Storage Management Requirements

Gw
Advisor/Customer: Eelco Dolstra

Most current Wikis are based on RCS or CVS. This has some limitations, the main one being that files (Wiki pages), not directories, are versioned. This means that:

  • It is not possible to rename or move files, refactor the directory structure, etc.

  • Wikis generally do not support a recursive directory structure.

  • Commits are per-file. So changes to sets of files are logically distinct, i.e., not atomic. So if you want to make related changes to a bunch of pages, the Wiki may be in an inconsistent state while you're making the changes, and it's hard to undo (back out) the changes.

Since Subversion solves all these problems, we will use it as the storage back-end of GW. An entire Wiki will be stored in a single Subversion repository.

The goal of the storage team is to implement the Subversion storage back-end. I envision the following milestone releases (subject to change):

Release 0 - initial GW

On startup GW does a checkout of the repository. Edits happen on the working copy. However, there are no commits, so all changes to the Wiki are lost when the server is restarted. There is no locking of any kind.

Release 1 - persistent storage

Save operations should cause a commit to happen. When edits a new page, the page should be added first of course. Still no locking though.

R2 - multi file edits ("transactions"):

When a user starts editing a file, create a new working copy.

Edits happen on this per-session working copy and are not visible to other users. So a "Save" causes the per-session working copy to be modified, but nothing is committed.

There should now be a "Commit" operation that causes the entire per-session working copy to be committed. After this the per-session working copy can be deleted, and the global working copy should be updated. This makes the changes globally visible.

Merge conflicts are ignored for now.

R3 - merge conflicts

If on commit a merge conflict occurs, the per-session working copy should be retained, the user should be presented with a list of conflicting pages (showing the conflicts in those pages) and be allowed to edit those pages. Most of the work here should be done by the versioning UI team, but the storage team has to provide the supporting infrastructure.

R4 - use RA layer

Using working copies is inefficient. For instance, to start an edit session, we have to clone the entire working copy. This doesn't scale well. So instead of using Subversion's working copy (WC) layer, we should use the remote access (RA) layer, which allows us to fetch and edit just those files that are involved in an operation.

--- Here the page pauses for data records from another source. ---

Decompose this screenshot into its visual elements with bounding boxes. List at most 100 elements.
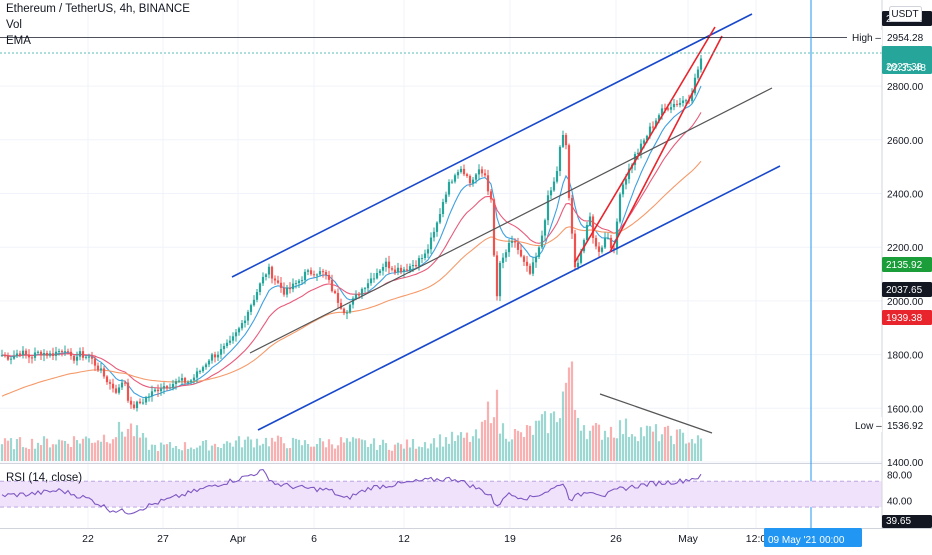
- trendline-drawings[interactable]: [0, 0, 882, 528]
- candle-up: [498, 262, 502, 297]
- candle-down: [594, 237, 598, 247]
- volume-bar: [549, 413, 553, 461]
- volume-bar: [51, 444, 55, 461]
- volume-bar: [291, 437, 295, 461]
- candle-down: [183, 378, 187, 383]
- candle-up: [306, 270, 310, 272]
- candle-up: [57, 351, 61, 353]
- volume-bar: [207, 450, 211, 461]
- candle-down: [156, 389, 160, 392]
- candle-up: [54, 351, 58, 356]
- rsi-current-badge: 39.65: [886, 516, 911, 527]
- volume-bar: [336, 445, 340, 461]
- candle-up: [420, 258, 424, 260]
- volume-bar: [537, 420, 541, 461]
- volume-bar: [543, 411, 547, 461]
- volume-bar: [42, 436, 46, 461]
- candle-down: [525, 261, 529, 266]
- candle-down: [612, 248, 616, 250]
- volume-bar: [138, 437, 142, 461]
- candle-down: [102, 368, 106, 377]
- volume-bar: [672, 444, 676, 461]
- high-value: 2954.28: [887, 33, 924, 44]
- candle-up: [408, 266, 412, 271]
- crosshair-date-badge-bg: [764, 528, 862, 547]
- candle-up: [576, 262, 580, 268]
- volume-bar: [390, 450, 394, 461]
- candle-up: [615, 221, 619, 250]
- volume-bar: [228, 442, 232, 461]
- candle-up: [417, 258, 421, 267]
- candle-down: [165, 386, 169, 389]
- symbol-title[interactable]: Ethereum / TetherUS, 4h, BINANCE: [6, 3, 190, 15]
- volume-bar: [363, 440, 367, 461]
- ema-indicator-label[interactable]: EMA: [6, 35, 31, 47]
- candle-down: [81, 351, 85, 358]
- volume-bar: [267, 446, 271, 461]
- candle-up: [693, 77, 697, 94]
- candle-up: [396, 267, 400, 273]
- candle-up: [360, 288, 364, 296]
- volume-bar: [360, 439, 364, 461]
- candle-up: [246, 311, 250, 321]
- ema-mid-badge-bg: [882, 282, 932, 297]
- volume-bar: [576, 417, 580, 461]
- candle-up: [84, 356, 88, 358]
- volume-bar: [30, 438, 34, 461]
- volume-bar: [645, 425, 649, 461]
- volume-bar: [120, 431, 124, 461]
- candle-up: [561, 134, 565, 147]
- volume-bar: [357, 438, 361, 461]
- volume-bar: [315, 443, 319, 461]
- candle-up: [33, 352, 37, 358]
- volume-bar: [174, 446, 178, 461]
- volume-bar: [441, 446, 445, 461]
- candle-down: [609, 237, 613, 249]
- volume-bar: [3, 438, 7, 461]
- rsi-band: [0, 481, 882, 508]
- volume-bar: [339, 437, 343, 461]
- volume-bar: [225, 441, 229, 461]
- volume-bar: [501, 423, 505, 461]
- candle-up: [450, 181, 454, 183]
- candle-up: [201, 367, 205, 372]
- volume-bar: [48, 447, 52, 461]
- candle-up: [531, 262, 535, 274]
- candle-down: [567, 145, 571, 198]
- rsi-indicator-label[interactable]: RSI (14, close): [6, 472, 83, 484]
- volume-bar: [405, 439, 409, 461]
- candle-up: [555, 171, 559, 182]
- price-tick-label: 2000.00: [887, 297, 924, 308]
- candle-down: [387, 261, 391, 269]
- volume-bar: [675, 429, 679, 461]
- price-badges: 2988.01USDTHigh –2954.282927.3802:35:482…: [764, 6, 932, 547]
- candle-down: [333, 291, 337, 294]
- candle-up: [672, 103, 676, 108]
- candle-up: [603, 238, 607, 248]
- candle-up: [168, 387, 172, 389]
- volume-bar: [189, 447, 193, 461]
- volume-bar: [162, 444, 166, 461]
- candle-up: [375, 272, 379, 279]
- candle-up: [219, 349, 223, 355]
- volume-bar: [21, 447, 25, 461]
- volume-bar: [288, 447, 292, 461]
- candle-down: [27, 354, 31, 358]
- candle-down: [93, 358, 97, 366]
- volume-bar: [99, 441, 103, 461]
- volume-bar: [669, 435, 673, 461]
- price-tick-label: 2600.00: [887, 136, 924, 147]
- candle-up: [135, 401, 139, 409]
- candle-down: [399, 267, 403, 272]
- volume-bar: [420, 447, 424, 461]
- volume-bar: [282, 443, 286, 461]
- volume-bar: [72, 436, 76, 461]
- candle-up: [12, 355, 16, 359]
- rsi-line: [1, 469, 702, 515]
- volume-bar: [633, 436, 637, 461]
- volume-bar: [186, 448, 190, 461]
- price-axis-bg: [882, 0, 932, 550]
- vol-indicator-label[interactable]: Vol: [6, 19, 22, 31]
- candle-down: [309, 270, 313, 275]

It's possible that the high-level Subversion bindings only supports WC operations, not RA operations. So additional C/Java bindings might have to be created.

R5 - caching for RA operations

Using the RA layer is scalable, but it's also slow. For instance, to view a page, we have to fetch it from the Subversion server every time (while before R4, we could just get it from the working copy). So RA fetches should be cached.

Of course, the cache should be properly invalidated on edit operations.

Additional complications

The storage layer is quite fundamental. The entire Wiki depends on it. The storage team should design a simple but sufficient interface to the storage layer that other teams can develop against. In particular the work of versioning UI team is closely related to that of the storage team. For instance, for merge support it is necessary that the storage layer offers to the upper layers notification that there is a merge conflict, a way to query what the conflicts are, and a way to clear the conflict situation. Close communication and frequent syncing with the versioning UI team is probably required. Big bang integration is not an option.

Maybe R4/R5 aren't such a good idea since replicating a lot of the functionality in the WC layer (such as support for moving files) is a lot of work. However something should be done about the scalability problem in R3. Alternatives might be to clone working copies using hard or symbolic links, lazily cloning the working copy, and so on.